An old friend posted on Facebook a quote from Martin Luther King, from 1956.

"The ultimate measure of a man is not where he stands in moments of comfort and convenience, but where he stands at times of challenge and controversy."

Real controversy, the kind which matters more than my petty interests, I have never faced. Likewise, tragedy. I have had stressful times, been shouted down, and have buried my mom, but the deepest controversy I have never seen. There has never been a day in which my faith was muzzled.

King faced this. His faith was not muzzled, per se, but he was killed for his beliefs. His beliefs, on the surface, look like the typical Jesse Jackson-style social religion. In fact, Jackson was involved in King's work. Jackson never has understood what King was about, however, looking at it all as merely a form of racial conflict resolution. That end was and is noble, and by degrees, we are getting there. King served a deeper goal. His name misnomers his reality. He knew the King of Kings, the Lord of Lords.

In the Wikipedia article on King, his faith in Christ is ignored, except for mentions what organizations he was involved with. In his letter from the Birmingham jail, he is not St. Paul writing prophetically from the Ephesus jail (though he makes the allusion, and a few parallels do exist), but it is clear who King serves and why he was doing what he did. An injustice often overlooked suffered by King is that his motivation is ignored.

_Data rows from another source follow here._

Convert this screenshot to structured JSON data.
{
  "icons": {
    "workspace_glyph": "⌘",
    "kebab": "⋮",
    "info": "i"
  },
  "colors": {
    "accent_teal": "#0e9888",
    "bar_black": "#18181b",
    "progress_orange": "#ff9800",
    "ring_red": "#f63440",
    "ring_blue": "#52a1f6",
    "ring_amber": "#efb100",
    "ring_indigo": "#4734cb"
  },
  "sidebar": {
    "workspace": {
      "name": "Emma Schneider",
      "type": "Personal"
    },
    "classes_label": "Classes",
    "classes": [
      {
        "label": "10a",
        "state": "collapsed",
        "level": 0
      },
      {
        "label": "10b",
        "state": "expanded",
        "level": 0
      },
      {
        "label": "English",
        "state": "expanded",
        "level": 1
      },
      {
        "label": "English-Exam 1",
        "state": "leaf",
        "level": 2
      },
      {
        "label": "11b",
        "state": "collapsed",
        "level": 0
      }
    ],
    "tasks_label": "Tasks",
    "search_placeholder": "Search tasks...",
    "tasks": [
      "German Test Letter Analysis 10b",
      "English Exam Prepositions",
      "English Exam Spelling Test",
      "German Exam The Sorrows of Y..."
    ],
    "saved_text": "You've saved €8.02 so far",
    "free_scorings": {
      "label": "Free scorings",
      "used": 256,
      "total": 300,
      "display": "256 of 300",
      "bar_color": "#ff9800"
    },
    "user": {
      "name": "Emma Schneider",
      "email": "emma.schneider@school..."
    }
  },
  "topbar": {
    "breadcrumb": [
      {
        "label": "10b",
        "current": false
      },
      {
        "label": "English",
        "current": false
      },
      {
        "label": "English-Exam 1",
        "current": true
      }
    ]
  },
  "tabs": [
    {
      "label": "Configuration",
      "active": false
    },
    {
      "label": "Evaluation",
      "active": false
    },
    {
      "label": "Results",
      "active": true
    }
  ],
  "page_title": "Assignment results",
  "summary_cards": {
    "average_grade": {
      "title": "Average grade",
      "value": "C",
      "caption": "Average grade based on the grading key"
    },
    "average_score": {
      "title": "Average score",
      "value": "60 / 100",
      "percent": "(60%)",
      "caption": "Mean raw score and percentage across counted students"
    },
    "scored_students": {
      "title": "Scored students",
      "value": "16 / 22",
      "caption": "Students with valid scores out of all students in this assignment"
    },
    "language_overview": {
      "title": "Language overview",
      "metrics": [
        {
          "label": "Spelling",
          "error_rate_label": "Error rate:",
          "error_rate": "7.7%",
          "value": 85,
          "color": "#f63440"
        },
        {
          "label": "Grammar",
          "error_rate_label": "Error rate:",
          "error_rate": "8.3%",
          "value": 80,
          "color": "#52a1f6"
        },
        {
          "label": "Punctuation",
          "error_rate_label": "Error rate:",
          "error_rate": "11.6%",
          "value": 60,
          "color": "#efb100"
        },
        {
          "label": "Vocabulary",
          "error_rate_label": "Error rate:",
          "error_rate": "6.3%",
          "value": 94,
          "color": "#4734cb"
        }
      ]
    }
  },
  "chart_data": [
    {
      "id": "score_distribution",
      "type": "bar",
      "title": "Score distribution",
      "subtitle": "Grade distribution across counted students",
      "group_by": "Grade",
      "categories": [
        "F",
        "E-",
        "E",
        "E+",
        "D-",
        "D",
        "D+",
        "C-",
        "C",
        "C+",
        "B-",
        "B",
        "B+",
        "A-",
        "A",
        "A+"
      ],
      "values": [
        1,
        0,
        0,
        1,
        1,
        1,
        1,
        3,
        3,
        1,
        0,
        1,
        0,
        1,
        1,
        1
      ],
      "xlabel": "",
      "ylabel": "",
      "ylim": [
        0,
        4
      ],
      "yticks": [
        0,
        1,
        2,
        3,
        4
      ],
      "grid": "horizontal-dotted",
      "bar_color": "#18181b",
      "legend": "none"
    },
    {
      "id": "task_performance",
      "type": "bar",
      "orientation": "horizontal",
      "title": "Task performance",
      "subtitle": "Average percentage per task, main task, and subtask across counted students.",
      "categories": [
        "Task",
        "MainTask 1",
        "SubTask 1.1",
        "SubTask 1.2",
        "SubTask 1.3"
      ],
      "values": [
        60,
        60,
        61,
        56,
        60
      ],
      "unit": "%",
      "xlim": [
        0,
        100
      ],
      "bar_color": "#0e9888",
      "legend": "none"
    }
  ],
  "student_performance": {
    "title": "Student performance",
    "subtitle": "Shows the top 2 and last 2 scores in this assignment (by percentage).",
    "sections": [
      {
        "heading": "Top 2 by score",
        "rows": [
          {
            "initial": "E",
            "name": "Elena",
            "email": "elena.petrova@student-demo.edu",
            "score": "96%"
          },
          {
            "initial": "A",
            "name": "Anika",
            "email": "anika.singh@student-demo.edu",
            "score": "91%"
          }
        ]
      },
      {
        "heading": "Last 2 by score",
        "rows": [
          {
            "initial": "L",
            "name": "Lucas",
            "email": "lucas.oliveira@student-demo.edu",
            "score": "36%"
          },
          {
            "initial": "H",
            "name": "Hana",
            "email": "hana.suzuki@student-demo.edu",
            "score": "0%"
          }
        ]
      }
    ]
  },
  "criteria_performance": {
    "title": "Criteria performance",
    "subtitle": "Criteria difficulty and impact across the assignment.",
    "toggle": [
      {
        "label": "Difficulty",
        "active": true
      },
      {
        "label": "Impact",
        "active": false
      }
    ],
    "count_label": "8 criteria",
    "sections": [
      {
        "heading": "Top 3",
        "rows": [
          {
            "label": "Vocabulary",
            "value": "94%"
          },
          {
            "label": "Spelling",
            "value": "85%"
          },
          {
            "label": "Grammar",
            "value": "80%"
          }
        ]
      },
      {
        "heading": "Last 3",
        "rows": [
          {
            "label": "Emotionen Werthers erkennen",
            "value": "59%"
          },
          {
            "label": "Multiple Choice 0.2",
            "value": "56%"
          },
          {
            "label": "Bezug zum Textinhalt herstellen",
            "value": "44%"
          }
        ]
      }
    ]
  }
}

This is not agreed by all. One website writer disagrees completely. However, in reading his site, reading some pseudo scholarship he used in defending his King James Bible only defense, the whole lot is suspect. It brings up the question of how do we know any celebrity Christian's faith? With the likes of Benny Hinn and Robert Tilton tugging on the checkbooks of their flock, and the blatant racism found in Barack Obama's pre-White House pastor Rev. Jeremiah Wright, it is easy to be cynical. Toss in the Ted Haggard (an evangelical leader) and the Catholic priest abuse scandals, and it is a wonder anyone believes anything.

As Christians go, I don't hold King up, or down. That he died from the consequence of what he believed does not make him greater. He was murdered, or assassinated (I don't what the distinction is), and this, no doubt, was a response by someone afraid of what he was accomplishing. He is a hero, but what matters to me is not how he died, but how he lived.

The ultimate issue is not what do they believe, but what do I (and you) believe. Scandals are nothing knew. Complex motives are part of everyone's life, and complex lives are reality. The hypocrite and liar cannot change truth. Was King really as I see, or as the website writer linked above sees him?